Archive for Januar 2010
Wie Nadia den Nazi-Dämon gekillt hat – Der russisch-japanische Zeichentrickfilm „First Squad. Moment of Truth“
Posted Januar 28, 2010
on:Jede Nation hat in ihrer historischen Selbstwahrnehmung einen Mittelpunkt. Im Mittelpunkt der historischen Selbstwahrnehmung im heutigen Russland befindet sich der Sieg über die Nazis. Der „Große Vaterländische Krieg“ 1941-1945 bildet zurzeit vielleicht die einzige Konsensgrundlage des russischen kollektiven Gedächtnisses. Doch die Selbstverständlichkeit der historischen Tatsache des Sieges wird scheinbar angegriffen. So fragt zum Beispiel der russische Schriftsteller Prochanov in einem Interview von Radio Echo Moskaus am 27.01.2010 folgendes:
„Wir feiern eigentlich den Sieg. Aber halten wir noch die Siegesfahne in unseren Händen? Haben wir den Sieg bewahrt?“
Diese Befragung ist symptomatisch für die momentane geistige Stimmung.

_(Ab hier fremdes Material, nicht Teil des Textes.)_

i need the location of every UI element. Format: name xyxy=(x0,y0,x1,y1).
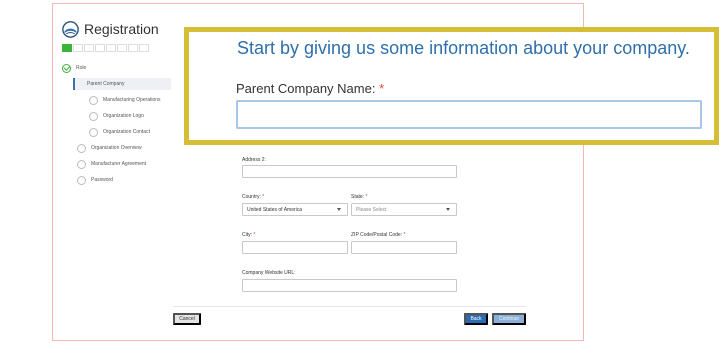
callout-heading: Start by giving us some information abou… xyxy=(237,38,690,58)
footer-divider xyxy=(173,306,526,307)
check-circle-icon xyxy=(62,63,71,73)
page-title: Registration xyxy=(84,21,159,37)
step-organization-overview[interactable]: Organization Overview xyxy=(77,142,142,154)
progress-segment-6 xyxy=(117,44,127,52)
step-circle-icon xyxy=(89,95,98,105)
step-label: Role xyxy=(76,65,87,71)
step-label: Organization Logo xyxy=(103,113,144,119)
progress-segment-2 xyxy=(73,44,83,52)
progress-segment-7 xyxy=(128,44,138,52)
step-label: Manufacturing Operations xyxy=(103,97,161,103)
step-organization-logo[interactable]: Organization Logo xyxy=(89,110,144,122)
step-circle-icon xyxy=(77,159,86,169)
state-select[interactable]: Please Select xyxy=(351,203,457,216)
progress-segment-4 xyxy=(95,44,105,52)
cancel-button[interactable]: Cancel xyxy=(173,313,201,325)
state-label: State: * xyxy=(351,194,368,200)
step-manufacturing-operations[interactable]: Manufacturing Operations xyxy=(89,94,161,106)
progress-segment-3 xyxy=(84,44,94,52)
website-label: Company Website URL: xyxy=(242,270,296,276)
city-input[interactable] xyxy=(242,241,348,254)
step-label: Organization Contact xyxy=(103,129,150,135)
country-label: Country: * xyxy=(242,194,265,200)
step-circle-icon xyxy=(89,111,98,121)
registration-logo-icon xyxy=(62,21,79,38)
chevron-down-icon xyxy=(337,208,341,211)
step-password[interactable]: Password xyxy=(77,174,113,186)
parent-company-name-label: Parent Company Name: * xyxy=(236,81,385,96)
step-label: Password xyxy=(91,177,113,183)
step-label: Manufacturer Agreement xyxy=(91,161,147,167)
address2-label: Address 2: xyxy=(242,157,266,163)
step-label: Organization Overview xyxy=(91,145,142,151)
progress-bar xyxy=(62,44,149,52)
city-label: City: * xyxy=(242,232,256,238)
step-role[interactable]: Role xyxy=(62,62,86,74)
zip-label: ZIP Code/Postal Code: * xyxy=(351,232,406,238)
progress-segment-8 xyxy=(139,44,149,52)
step-organization-contact[interactable]: Organization Contact xyxy=(89,126,150,138)
continue-button[interactable]: Continue xyxy=(492,313,526,325)
step-label: Parent Company xyxy=(87,81,125,87)
step-circle-icon xyxy=(77,143,86,153)
step-circle-icon xyxy=(77,175,86,185)
step-manufacturer-agreement[interactable]: Manufacturer Agreement xyxy=(77,158,146,170)
country-select[interactable]: United States of America xyxy=(242,203,348,216)
step-parent-company[interactable]: Parent Company xyxy=(73,78,171,90)
chevron-down-icon xyxy=(446,208,450,211)
address2-input[interactable] xyxy=(242,165,457,178)
progress-segment-1 xyxy=(62,44,72,52)
back-button[interactable]: Back xyxy=(464,313,488,325)
step-circle-icon xyxy=(89,127,98,137)
parent-company-name-input[interactable] xyxy=(236,100,702,129)
website-input[interactable] xyxy=(242,279,457,292)
zoom-callout: Start by giving us some information abou… xyxy=(184,27,719,145)
zip-input[interactable] xyxy=(351,241,457,254)
progress-segment-5 xyxy=(106,44,116,52)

Und so kann man wohl kaum übersehen, dass die russische Staatsmacht über die Stabilität dieses Konsens besorgt ist. Eine staatliche „Kommission zum Entgegenwirken auf Versuche der Geschichtsfälschung zum Nachteil der Interessen Russlands“ wurde im vergangenen Jahr gegründet. Dass diese Kommission in erster Linie eine Verteidigungsfunktion hat, kann an ihren Mitgliedern erkannt werden – es sind Vertreter des Inlandsgeheimdienstes FSB, des Auslandsnachrichtendienstes, des Sicherheitsrats, des Außen- und des Justizministeriums, des Generalstabschefs der Armee. Vorsitzender ist der Chef der Präsidialverwaltung Sergej Naryschkin.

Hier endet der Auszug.